Oleg Elkov
The U.S. dollar as measured by the widely watched US Dollar Index (DXY) “screens as expensive” relative to its key drivers, and the currency’s resilience looks set to persist in the near-term, Bank of America said this week.
The Dollar Index (DXY) was around 105.81 on Friday, up about 0.2%, and has gained 4.4% YTD. The index is about 3% stronger than its key drivers imply, with Bank of America in a note Thursday saying key drivers are Federal Reserve monetary policy, Chinese economic conditions and energy prices.
What’s likely behind the strength is euro risk and dollar demand in carry trade strategies, Bank of America FX Strategist Adarsh Sinha said. A euro (EUR:USD)(USD:EUR) risk premium stems from uncertainty surrounding France’s snap election, with two rounds to be held on June 30 and July 7.
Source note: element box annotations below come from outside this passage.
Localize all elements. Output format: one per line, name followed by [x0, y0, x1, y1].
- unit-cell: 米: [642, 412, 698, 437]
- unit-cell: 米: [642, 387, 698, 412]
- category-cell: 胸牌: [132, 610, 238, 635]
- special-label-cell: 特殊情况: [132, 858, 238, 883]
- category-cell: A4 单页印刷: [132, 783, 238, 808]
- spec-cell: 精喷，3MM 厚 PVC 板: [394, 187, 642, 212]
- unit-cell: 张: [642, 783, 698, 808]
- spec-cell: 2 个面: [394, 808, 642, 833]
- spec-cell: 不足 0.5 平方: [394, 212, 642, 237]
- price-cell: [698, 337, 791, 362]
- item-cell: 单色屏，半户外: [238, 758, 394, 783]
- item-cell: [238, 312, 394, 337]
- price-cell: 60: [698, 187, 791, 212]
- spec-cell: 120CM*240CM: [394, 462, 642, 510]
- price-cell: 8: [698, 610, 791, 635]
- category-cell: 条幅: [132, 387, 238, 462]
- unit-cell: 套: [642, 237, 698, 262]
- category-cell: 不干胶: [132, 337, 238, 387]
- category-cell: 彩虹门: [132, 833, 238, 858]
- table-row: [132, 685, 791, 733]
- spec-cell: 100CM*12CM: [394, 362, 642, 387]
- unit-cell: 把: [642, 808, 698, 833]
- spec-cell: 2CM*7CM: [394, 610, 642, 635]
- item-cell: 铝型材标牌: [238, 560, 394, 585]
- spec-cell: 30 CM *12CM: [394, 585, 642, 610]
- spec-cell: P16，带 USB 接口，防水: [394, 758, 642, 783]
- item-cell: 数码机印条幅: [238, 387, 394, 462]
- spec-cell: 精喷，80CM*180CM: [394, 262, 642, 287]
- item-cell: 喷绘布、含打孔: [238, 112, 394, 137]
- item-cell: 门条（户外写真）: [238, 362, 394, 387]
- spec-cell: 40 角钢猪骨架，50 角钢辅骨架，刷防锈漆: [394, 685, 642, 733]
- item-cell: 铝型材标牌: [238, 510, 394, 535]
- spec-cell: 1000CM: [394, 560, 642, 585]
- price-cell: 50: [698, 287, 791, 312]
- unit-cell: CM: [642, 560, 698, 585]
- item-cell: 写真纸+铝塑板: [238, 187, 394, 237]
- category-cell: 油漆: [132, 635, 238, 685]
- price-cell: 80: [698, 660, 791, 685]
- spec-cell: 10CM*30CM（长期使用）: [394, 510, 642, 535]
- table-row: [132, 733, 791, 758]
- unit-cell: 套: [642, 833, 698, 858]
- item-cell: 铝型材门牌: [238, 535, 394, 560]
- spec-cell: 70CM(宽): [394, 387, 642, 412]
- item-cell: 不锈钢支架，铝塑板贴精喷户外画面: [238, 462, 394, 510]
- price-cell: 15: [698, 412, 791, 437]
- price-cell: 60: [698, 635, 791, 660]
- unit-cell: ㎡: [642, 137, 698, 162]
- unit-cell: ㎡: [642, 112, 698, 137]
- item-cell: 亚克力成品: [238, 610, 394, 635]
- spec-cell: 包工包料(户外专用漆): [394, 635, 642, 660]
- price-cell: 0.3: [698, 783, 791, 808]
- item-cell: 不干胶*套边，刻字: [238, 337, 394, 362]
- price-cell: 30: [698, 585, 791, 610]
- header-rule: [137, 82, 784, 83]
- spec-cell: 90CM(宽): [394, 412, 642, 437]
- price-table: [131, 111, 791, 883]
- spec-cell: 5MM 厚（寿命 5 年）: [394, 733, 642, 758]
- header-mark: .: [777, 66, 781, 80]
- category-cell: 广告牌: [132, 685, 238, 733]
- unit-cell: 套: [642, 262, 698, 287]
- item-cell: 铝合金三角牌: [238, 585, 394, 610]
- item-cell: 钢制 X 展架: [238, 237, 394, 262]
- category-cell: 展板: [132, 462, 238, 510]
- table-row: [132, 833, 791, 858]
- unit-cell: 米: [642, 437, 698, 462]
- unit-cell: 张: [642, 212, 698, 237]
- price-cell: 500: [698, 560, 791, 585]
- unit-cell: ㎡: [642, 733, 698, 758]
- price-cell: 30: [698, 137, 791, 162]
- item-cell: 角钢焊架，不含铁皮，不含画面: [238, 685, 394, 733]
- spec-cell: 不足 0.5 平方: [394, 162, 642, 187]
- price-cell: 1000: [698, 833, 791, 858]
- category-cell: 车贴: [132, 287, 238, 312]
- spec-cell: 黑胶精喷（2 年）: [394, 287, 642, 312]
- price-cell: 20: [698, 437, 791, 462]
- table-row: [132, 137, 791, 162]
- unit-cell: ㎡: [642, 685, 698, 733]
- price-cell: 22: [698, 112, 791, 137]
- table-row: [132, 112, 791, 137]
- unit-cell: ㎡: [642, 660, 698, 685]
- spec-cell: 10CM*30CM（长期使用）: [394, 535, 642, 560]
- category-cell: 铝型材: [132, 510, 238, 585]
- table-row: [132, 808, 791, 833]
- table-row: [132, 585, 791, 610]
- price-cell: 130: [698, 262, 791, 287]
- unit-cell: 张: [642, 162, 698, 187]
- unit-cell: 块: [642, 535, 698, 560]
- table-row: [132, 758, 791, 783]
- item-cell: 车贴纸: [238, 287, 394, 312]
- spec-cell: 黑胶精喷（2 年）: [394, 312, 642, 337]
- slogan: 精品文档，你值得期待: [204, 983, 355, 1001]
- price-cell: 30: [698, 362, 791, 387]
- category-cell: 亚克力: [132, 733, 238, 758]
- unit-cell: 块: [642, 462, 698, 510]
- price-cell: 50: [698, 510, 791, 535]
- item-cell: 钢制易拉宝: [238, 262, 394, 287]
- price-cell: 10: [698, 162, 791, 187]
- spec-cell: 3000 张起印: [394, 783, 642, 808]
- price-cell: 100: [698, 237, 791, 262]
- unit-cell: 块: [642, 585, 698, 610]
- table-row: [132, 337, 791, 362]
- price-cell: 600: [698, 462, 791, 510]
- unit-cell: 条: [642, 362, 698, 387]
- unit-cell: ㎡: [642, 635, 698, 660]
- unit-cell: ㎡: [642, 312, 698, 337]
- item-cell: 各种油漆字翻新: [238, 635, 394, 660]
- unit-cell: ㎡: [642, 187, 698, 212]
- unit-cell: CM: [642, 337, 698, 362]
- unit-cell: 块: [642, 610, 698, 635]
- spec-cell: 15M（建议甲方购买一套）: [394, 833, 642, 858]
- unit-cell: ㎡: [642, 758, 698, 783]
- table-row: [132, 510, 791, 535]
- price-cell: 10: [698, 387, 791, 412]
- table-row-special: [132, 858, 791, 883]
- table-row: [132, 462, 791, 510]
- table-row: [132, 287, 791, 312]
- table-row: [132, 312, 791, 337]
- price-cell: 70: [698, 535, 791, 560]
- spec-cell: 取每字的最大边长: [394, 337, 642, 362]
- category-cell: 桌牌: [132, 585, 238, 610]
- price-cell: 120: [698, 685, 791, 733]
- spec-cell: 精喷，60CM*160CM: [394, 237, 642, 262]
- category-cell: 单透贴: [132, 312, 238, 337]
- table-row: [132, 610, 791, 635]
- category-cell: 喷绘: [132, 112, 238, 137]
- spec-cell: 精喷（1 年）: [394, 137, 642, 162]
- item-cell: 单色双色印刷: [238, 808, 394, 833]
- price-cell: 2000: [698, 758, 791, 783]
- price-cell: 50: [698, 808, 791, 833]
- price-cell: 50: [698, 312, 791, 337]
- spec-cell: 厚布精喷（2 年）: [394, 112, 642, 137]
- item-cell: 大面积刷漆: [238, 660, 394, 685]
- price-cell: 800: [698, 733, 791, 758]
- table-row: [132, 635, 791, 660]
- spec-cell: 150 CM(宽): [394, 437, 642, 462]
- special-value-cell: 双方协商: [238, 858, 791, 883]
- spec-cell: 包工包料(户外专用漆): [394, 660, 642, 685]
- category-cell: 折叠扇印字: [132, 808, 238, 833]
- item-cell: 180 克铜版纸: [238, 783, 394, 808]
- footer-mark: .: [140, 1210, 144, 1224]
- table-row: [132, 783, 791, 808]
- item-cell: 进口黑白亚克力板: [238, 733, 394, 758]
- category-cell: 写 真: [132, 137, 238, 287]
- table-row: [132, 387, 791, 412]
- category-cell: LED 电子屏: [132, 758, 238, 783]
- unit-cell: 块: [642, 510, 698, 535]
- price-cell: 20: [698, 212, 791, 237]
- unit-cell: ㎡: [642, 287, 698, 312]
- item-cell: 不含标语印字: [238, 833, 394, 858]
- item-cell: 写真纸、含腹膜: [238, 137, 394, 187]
Meanwhile, there’s “carry demand for high-yielding USD in a low volatility environment, especially vs. the likes of JPY,” Sinha said, referring to the Japanese yen. The yen (JPY:USD)(USD:JPY) has slumped +11% YTD against the dollar, largely because of the wide gap in interest rates between the U.S. and Japan.
“While we maintain our forecast for medium-term USD depreciation, this may have to wait until we are closer to Fed cuts and there is more evidence of China recovery,” Sinha said, referring to those elements as the two biggest fundamental drivers of the U.S. dollar. “Until then, hedging against near-term USD strength seems prudent to us.”
The dollar on Friday was buying 159.595 yen, up 0.4% a day after the U.S. Treasury Department added Japan to a list of countries it will monitor for currency manipulation. Japanese authorities this year purchased yen and sold dollars, strengthening the yen’s value, Treasury said.